In a significant development for AI technology, Mistral AI has launched NeMo, a 12-billion parameter model, in collaboration with NVIDIA. This new model boasts an impressive 128,000-token context window, enhancing its capabilities in reasoning, coding accuracy, and world knowledge. This partnership aims to provide a formidable tool for multilingual applications and ease of use for existing systems, marking a notable milestone in AI advancements.
Enhanced Multilingual Capabilities
Earlier reports on Mistral AI and NVIDIA’s initiatives highlighted their focus on developing versatile AI tools. The current model, NeMo, builds on these efforts by offering a significantly larger context window and enhanced performance metrics. The previous models like Mistral 7B had limitations in context windows and multilingual efficiency, which the new NeMo model has surpassed. This advancement signifies a step forward in creating more adaptable and powerful AI models for diverse applications.

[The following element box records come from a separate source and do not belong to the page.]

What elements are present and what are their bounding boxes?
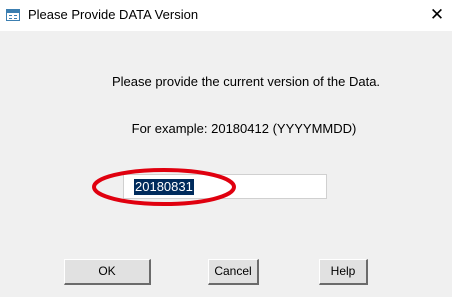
dialog-body: Please provide the current version of th… xyxy=(0,31,452,297)
help-button[interactable]: Help xyxy=(319,259,368,285)
ok-button[interactable]: OK xyxy=(64,259,151,285)
close-icon[interactable]: ✕ xyxy=(422,0,452,30)
dialog-window: Please Provide DATA Version ✕ Please pro… xyxy=(0,0,452,297)
prompt-text: Please provide the current version of th… xyxy=(111,74,381,89)
red-highlight-ellipse xyxy=(92,168,236,206)
example-text: For example: 20180412 (YYYYMMDD) xyxy=(131,121,357,136)
form-app-icon xyxy=(6,9,20,21)
window-title: Please Provide DATA Version xyxy=(28,7,199,22)
cancel-button[interactable]: Cancel xyxy=(208,259,259,285)
title-bar[interactable]: Please Provide DATA Version ✕ xyxy=(0,0,452,31)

The introduction of Tekken, a new tokeniser based on Tiktoken, trained on over 100 languages, distinguishes NeMo further. Previous models relied on the SentencePiece tokeniser, but Tekken’s improved compression efficiency, especially in Korean and Arabic, elevates NeMo’s utility. This improvement is pivotal as it offers about 30% better compression for source code and major languages, potentially outperforming competitors like Llama 3 in multilingual scenarios.
Open-Source Adoption
Mistral AI has made both pre-trained base and instruction-tuned checkpoints available under the Apache 2.0 license to encourage broader adoption and research. This open-source strategy may attract researchers and enterprises, potentially accelerating the integration of NeMo into various applications. The quantisation awareness during training ensures that organisations can deploy large language models efficiently without sacrificing performance.
Mistral NeMo’s seamless compatibility with existing systems using standard architectures, such as Mistral 7B, simplifies its adoption. Its availability on HuggingFace and packaging as an NVIDIA NIM inference microservice makes it accessible to developers and organisations invested in NVIDIA’s AI ecosystem. This seamless integration could facilitate easier deployment and experimentation, thus broadening its reach and application.
The emphasis on global, multilingual applications is evident with NeMo’s design, which supports function calling and has strengths in various languages, including English, French, German, Spanish, Italian, Portuguese, Chinese, Japanese, Korean, Arabic, and Hindi. This positions NeMo as a versatile tool for a wide range of AI-driven applications, furthering Mistral AI and NVIDIA’s goal of bringing advanced AI models to a global audience.